Stephen Lewis is the former Canadian ambassador to the United Nations. He wants Russia and China to agree with a UN plan that would stop the fighting in Syria.
He says that unless Russia and China stop supporting al-Assad’s government, the fighting in Syria will not stop. Russia and China both have reasons for wanting to support al-Assad’s government; maintaining their good relationship with Syria may give them more power politically.
Lewis said that, “thousands of Syrians are about to be sacrificed” because of China’s and Russia’s friendship with the al-Assad government.
By “sacrificed” he means that Syrians will die unnecessarily because countries will not put human rights first—ahead of money and power.
Syria has been a big part of the “Arab Spring” protests. The Arab Spring happened when many people in some Arab countries protested against their governments. For more information about the Arab Spring protests, see these past TKN articles:
Arab Spring—What’s Happening Now? An Update
Problems For The People Of Syria
Libyan Rebels Reject “Roadmap To Peace”
By Jonathan Tilly
The United Nations, Canada, and the U.S. believe that al-Assad should step down, while Russia, China, and Iran think he should stay in power. How do you solve disagreements with others? How do you think this situation will resolve? What are the differences and similarities when solving conflicts between people and solving conflicts between nations?
Reading Prompt: Point of View
What point of view is represented in today’s article? What point of view is missing?

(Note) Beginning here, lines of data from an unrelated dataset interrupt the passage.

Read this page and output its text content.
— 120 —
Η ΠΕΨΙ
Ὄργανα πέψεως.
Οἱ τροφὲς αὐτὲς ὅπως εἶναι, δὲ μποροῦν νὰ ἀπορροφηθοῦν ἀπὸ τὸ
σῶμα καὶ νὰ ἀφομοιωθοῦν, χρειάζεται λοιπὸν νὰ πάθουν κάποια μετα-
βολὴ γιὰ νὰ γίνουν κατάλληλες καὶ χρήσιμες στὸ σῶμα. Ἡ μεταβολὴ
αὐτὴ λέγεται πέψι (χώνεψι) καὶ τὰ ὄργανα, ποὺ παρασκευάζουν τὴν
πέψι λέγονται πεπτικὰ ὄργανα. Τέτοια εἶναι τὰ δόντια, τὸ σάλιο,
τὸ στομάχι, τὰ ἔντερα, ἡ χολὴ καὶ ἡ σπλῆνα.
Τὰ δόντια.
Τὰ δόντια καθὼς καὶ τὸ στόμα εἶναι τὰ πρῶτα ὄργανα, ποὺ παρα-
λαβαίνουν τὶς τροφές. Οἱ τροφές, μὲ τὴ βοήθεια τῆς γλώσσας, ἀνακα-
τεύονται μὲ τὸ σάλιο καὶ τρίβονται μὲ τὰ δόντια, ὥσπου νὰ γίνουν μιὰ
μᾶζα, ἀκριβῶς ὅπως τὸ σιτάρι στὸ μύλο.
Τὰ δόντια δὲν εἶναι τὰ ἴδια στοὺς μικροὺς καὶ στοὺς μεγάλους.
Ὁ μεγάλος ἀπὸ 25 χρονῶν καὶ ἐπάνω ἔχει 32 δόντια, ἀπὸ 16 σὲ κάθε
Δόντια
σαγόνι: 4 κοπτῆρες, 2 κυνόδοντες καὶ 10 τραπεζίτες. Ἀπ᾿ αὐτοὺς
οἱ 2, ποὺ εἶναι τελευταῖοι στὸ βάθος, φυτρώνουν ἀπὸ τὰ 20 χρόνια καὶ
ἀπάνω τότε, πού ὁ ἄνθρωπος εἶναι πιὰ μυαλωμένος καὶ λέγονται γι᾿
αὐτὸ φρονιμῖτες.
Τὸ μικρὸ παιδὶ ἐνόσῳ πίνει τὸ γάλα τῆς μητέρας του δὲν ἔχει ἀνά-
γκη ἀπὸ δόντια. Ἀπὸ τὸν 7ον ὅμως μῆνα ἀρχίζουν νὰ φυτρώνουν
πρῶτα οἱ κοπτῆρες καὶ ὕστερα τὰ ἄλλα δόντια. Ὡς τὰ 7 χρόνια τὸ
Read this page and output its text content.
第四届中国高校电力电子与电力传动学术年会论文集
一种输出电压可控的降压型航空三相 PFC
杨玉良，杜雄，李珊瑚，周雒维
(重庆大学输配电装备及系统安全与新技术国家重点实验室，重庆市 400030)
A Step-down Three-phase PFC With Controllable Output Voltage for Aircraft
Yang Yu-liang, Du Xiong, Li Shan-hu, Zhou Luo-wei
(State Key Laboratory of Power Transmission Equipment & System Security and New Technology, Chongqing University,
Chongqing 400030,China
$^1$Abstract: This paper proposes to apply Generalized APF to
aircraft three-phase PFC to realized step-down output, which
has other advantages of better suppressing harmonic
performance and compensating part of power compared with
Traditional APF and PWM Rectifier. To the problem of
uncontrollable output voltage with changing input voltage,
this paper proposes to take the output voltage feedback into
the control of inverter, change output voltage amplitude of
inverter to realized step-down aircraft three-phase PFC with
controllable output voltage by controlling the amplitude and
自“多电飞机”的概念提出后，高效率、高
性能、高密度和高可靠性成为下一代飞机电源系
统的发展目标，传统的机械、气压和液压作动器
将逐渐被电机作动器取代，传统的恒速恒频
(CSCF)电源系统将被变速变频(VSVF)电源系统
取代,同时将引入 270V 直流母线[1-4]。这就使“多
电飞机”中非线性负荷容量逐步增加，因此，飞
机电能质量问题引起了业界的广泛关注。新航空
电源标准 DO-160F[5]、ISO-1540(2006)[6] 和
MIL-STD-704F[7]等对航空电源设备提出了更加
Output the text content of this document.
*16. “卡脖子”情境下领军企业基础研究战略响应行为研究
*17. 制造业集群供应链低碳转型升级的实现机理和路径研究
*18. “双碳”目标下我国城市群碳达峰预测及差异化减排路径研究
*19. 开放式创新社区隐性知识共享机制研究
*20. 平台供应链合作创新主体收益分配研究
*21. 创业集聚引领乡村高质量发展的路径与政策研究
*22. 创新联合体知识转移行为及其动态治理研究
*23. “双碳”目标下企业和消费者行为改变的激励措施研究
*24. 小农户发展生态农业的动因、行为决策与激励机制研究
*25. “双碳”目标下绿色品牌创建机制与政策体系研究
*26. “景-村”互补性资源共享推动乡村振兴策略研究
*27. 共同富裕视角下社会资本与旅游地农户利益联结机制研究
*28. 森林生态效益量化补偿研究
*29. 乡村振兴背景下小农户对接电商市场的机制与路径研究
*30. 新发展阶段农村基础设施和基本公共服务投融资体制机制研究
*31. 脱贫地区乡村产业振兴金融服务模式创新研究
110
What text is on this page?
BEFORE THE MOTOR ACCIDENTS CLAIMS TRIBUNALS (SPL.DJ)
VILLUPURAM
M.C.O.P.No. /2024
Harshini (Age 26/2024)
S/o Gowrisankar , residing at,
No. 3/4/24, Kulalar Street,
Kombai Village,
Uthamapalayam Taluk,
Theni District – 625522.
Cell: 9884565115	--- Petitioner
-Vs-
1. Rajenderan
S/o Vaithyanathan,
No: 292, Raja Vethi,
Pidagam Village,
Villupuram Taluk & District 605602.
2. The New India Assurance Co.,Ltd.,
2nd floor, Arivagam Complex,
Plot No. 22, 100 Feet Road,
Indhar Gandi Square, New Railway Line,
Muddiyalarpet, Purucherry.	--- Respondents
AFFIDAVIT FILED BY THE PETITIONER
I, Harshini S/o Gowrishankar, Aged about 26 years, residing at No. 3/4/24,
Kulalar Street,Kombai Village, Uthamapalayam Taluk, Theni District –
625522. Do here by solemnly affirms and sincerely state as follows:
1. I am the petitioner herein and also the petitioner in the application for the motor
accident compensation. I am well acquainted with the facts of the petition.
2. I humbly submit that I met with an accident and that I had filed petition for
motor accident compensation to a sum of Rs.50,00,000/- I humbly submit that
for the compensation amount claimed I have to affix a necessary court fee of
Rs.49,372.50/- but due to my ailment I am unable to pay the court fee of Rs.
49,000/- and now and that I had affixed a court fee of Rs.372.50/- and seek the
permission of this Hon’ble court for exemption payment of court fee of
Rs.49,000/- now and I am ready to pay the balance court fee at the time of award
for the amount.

Identify the point of view presented in texts, ask questions to identify missing or possible alternative points of view, and suggest some possible alternative perspectives (OME, Reading: 1.9).
Identify the point of view presented in texts, including increasingly complex or difficult texts; give evidence of any biases they may contain; and suggest other possible perspectives (OME, Reading: 1.9).
Grammar Feature: Periods & Parentheses
Periods are punctuation marks that show where a complete sentence ends, like right here. Parentheses are punctuation marks that tell extra information (often to clarify or explain).
But when both are used in the same sentence, it’s not always easy to know where the period goes. So here’s rule number 1: If an entire sentence is in parentheses, then the period is placed inside the right parenthesis. For example,
“(Bashar al-Assad’s family has ruled Syria for more than 40 years.)”
Rule number 2 is that when a sentence includes parentheses at the end of the sentence, the period goes outside the right parenthesis.
“Identify the point of view presented in texts, ask questions to identify missing or possible alternative points of view, and suggest some possible alternative perspectives (OME, Reading: 1.9).”
Parentheses are often found at the end of a sentence. Why is that?
Why is it uncommon to read a text that includes a full sentence in parentheses?